Variable deprecated- how to change the code

granth_jain · November 21, 2020, 8:30am

Hi,

I am trying to implement a pytorch 0.2 code in pytorch 1.6

In 0.2 code it contains Variable wrapper in the code as below.

while(True):
values =
log_probs =
rewards =
entropies =

                for step in range(params.num_steps):
                    
                    if(done):
                        h_out = (Variable(torch.zeros([1, params.lstm_size])), Variable(torch.zeros([1, params.lstm_size])))
                        state = torch.DoubleTensor(env.reset())
                    else:
                        h_out = (Variable(h_out[0].data), Variable(h_out[1].data))

                    h_in = h_out
                    state = state 
                    value, action_values, h_out = model((Variable(state.reshape(1,-1)), h_in))
                    action_values = action_values.reshape(-1,)
                    prob = F.softmax(action_values - max(action_values), dim = 0)
                    log_prob = F.log_softmax(action_values - max(action_values), dim = 0)
                    entropy = -(log_prob * prob).sum()
                    entropies.append(entropy)
                    # action = epsilon_greedy(prob, epsilon)
                    action = Categorical(prob).sample().reshape(-1,)
                    log_prob_a = log_prob.gather(0, Variable(action))
                    values.append(value)
                    log_probs.append(log_prob_a)
                    # print("action_values:",action_values)
                    # print("prob:",prob)
                    # print("log_prob:",log_prob)
                    # print("action:",action, "log_prob_a:",log_prob_a)
                    state, reward, done, info, _ = env.step(action)
                    # reward = max(min(reward, 1), -1)
                    count +=1
                    
                    if done:
                        state = env.reset()
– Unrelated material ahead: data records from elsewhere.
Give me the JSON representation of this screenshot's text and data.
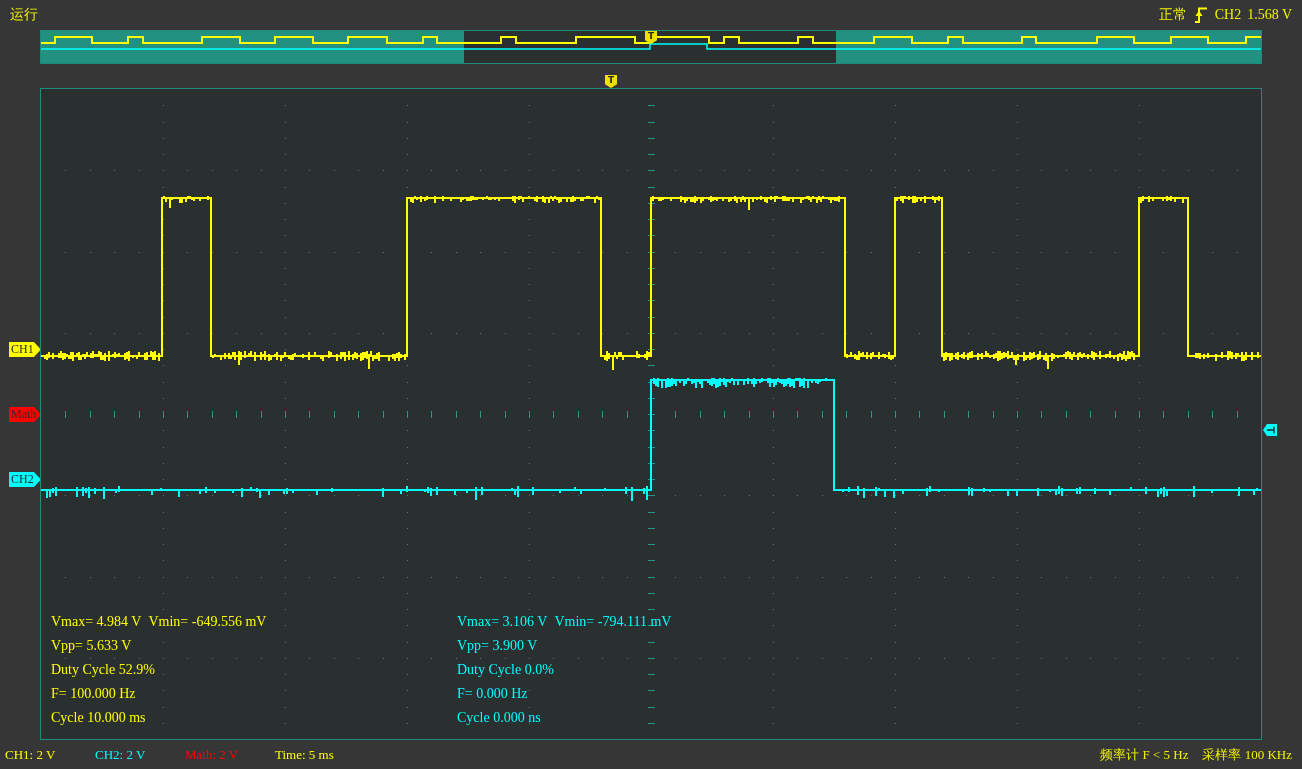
{
  "top_bar": {
    "run_state": "运行",
    "trigger_mode": "正常",
    "trigger_source": "CH2",
    "trigger_level": "1.568 V"
  },
  "overview": {
    "trigger_label": "T"
  },
  "scope": {
    "trigger_label": "T",
    "channel_markers": [
      {
        "label": "CH1",
        "color": "#ffff00"
      },
      {
        "label": "Math",
        "color": "#ff0000"
      },
      {
        "label": "CH2",
        "color": "#00ffff"
      }
    ],
    "measurements": [
      {
        "color": "#ffff00",
        "rows": [
          [
            "Vmax= 4.984 V",
            "Vmin= -649.556 mV"
          ],
          [
            "Vpp= 5.633 V"
          ],
          [
            "Duty Cycle 52.9%"
          ],
          [
            "F= 100.000 Hz"
          ],
          [
            "Cycle 10.000 ms"
          ]
        ]
      },
      {
        "color": "#00ffff",
        "rows": [
          [
            "Vmax= 3.106 V",
            "Vmin= -794.111 mV"
          ],
          [
            "Vpp= 3.900 V"
          ],
          [
            "Duty Cycle 0.0%"
          ],
          [
            "F= 0.000 Hz"
          ],
          [
            "Cycle 0.000 ns"
          ]
        ]
      }
    ]
  },
  "status_bar": {
    "scales": [
      {
        "text": "CH1: 2 V",
        "color": "#ffff00"
      },
      {
        "text": "CH2: 2 V",
        "color": "#00ffff"
      },
      {
        "text": "Math: 2 V",
        "color": "#ff0000"
      },
      {
        "text": "Time: 5 ms",
        "color": "#ffff00"
      }
    ],
    "frequency_counter": "频率计 F < 5 Hz",
    "sample_rate": "采样率 100 KHz"
  }
}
                    rewards.append(reward)
    
                    if done:
                        break
                    
                R = torch.zeros(1, 1)
                if not done:
                    value, _, _ = model((Variable(state.reshape(1,-1)), h_out))
                    R = value.data
                values.append(Variable(R))
                policy_loss = 0
                value_loss = 0
                R = Variable(R)
                gae = torch.zeros(1, 1)
                for i in reversed(range(len(rewards))):
                    R = params.gamma * R + rewards[i]
                    advantage = R - values[i]
                    value_loss = value_loss + 0.5 * advantage.pow(2)
                    TD = rewards[i] + params.gamma * values[i+1].data - values[i].data
                    gae = gae * params.gamma * params.tau + TD
                    policy_loss = policy_loss - log_probs[i] * Variable(gae) - 0.01 * entropies[i]

                optimizer.zero_grad()
                (policy_loss + 0.5 * value_loss).backward()
                torch.nn.utils.clip_grad_norm_(model.parameters(), 40)
                ensure_shared_grads(model, shared_model)
                optimizer.step()

However variable is deprecated from pytorch 0.4, as I understand from the documentation-
Variable and Tensors are merged , tensors start to record gradients when requires_grad attribute is set True.

So, Can I just change the whole code from Variable(x) to torch.DoubleTensor(x,requires_grad = True), or do I need to change anything else as well?

From documentation it also says to use detach().Can I just replace Variable(x) by x.detach() when reusing x??

Thanks

Shima_Shahfar · November 22, 2020, 6:22pm

Yes, you can just remove the Variable outside and set requires_grad = True when you are creating your tensors. If you don’t need gradients for some part of your calculations you can just use variable_name.detach() and it will detach the output from the computational graph. Which means no gradient will be back-propagated along this variable.